8.16 A small end-to-end example

Let us combine the main ideas of the chapter into a compact workflow.

workflow_result = (
    experiment
    .assign(norm_fluorescence=lambda df: df["fluorescence"] / df["od600"])
    .groupby(["strain", "inducer_mM"])
    .agg(mean_norm_fluorescence=("norm_fluorescence", "mean"))
    .reset_index()
    .sort_values(["strain", "inducer_mM"])
)

workflow_result
strain inducer_mM mean_norm_fluorescence
0 Amplifier 0.0 355.165525
1 Amplifier 1.0 1928.911306
2 Sensor 0.0 283.030303
3 Sensor 1.0 1234.480432
4 WT 0.0 182.164634
5 WT 1.0 188.130958

This pipeline works cleanly because the underlying table is tidy.

That is the theme to carry forward.

As datasets become larger and models become more sophisticated, tidy organization continues to pay off.

8.17 Recap

In this chapter, we learned how to:

  • represent biological experiments as pandas DataFrames
  • distinguish wide tables from tidy tables
  • reshape data into tidy format
  • inspect columns, dimensions, and data types
  • filter rows and select variables
  • create derived columns such as normalized fluorescence
  • summarize replicate-level data by condition
  • handle missing values explicitly
  • merge measurements with metadata
  • save processed outputs for reproducible analysis

Most importantly, we established a convention for the rest of the book:

From here onward, tabular experimental data should be assumed to be in tidy format unless stated otherwise.

8.18 Exercises

  1. Add a new column called log10_norm_fluorescence using base-10 logarithms.

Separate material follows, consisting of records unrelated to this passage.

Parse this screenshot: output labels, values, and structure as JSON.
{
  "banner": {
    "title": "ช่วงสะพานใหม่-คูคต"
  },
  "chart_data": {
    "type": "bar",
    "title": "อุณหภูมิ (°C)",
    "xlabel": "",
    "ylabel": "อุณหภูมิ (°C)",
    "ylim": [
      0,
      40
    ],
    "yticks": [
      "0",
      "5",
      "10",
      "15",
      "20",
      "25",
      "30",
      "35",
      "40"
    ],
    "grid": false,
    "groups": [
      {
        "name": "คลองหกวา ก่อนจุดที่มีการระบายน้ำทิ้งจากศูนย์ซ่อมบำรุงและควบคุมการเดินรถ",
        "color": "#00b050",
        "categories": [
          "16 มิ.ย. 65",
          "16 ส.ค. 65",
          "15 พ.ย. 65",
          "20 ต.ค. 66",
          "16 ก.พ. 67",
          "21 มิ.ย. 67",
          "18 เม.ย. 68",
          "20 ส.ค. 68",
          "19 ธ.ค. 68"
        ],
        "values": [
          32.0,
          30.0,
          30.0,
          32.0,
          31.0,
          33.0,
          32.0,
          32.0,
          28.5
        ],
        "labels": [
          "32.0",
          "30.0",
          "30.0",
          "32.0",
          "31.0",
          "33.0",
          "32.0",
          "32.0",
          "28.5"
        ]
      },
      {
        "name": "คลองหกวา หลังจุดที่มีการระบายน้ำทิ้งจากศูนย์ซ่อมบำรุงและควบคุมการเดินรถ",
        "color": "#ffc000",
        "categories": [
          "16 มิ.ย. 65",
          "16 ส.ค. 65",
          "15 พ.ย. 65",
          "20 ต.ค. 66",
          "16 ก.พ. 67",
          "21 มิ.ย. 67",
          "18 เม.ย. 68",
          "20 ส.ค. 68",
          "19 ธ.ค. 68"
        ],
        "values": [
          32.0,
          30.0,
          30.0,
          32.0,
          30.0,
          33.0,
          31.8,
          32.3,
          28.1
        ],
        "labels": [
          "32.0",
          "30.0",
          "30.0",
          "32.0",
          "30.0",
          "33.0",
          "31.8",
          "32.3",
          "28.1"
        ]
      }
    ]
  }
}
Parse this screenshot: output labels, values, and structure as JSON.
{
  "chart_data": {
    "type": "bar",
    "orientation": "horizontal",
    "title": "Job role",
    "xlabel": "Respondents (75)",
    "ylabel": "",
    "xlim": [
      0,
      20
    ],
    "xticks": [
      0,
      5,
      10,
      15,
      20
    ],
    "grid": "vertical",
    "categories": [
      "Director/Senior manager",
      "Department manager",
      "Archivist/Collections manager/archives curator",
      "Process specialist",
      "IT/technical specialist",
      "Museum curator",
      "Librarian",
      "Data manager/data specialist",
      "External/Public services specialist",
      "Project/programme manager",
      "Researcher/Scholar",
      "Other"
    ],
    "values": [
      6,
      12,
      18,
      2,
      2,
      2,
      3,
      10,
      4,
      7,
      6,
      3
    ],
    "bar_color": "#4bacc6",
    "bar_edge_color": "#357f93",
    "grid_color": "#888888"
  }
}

You may need the math module or numpy.

  2. Extend the experiment table by adding a second time point, such as time_h = 8, and compute condition summaries grouped by both time and inducer.

  3. Create a metadata table that includes a promoter column and merge it with the experiment table.

  4. Starting from a wide table with columns like Sensor_0mM_rep1 and Sensor_1mM_rep1, convert it into a tidy table with separate columns for strain, inducer, and replicate.

  5. Save both the replicate-level tidy table and the condition-level summary table to separate CSV files in a results/ directory.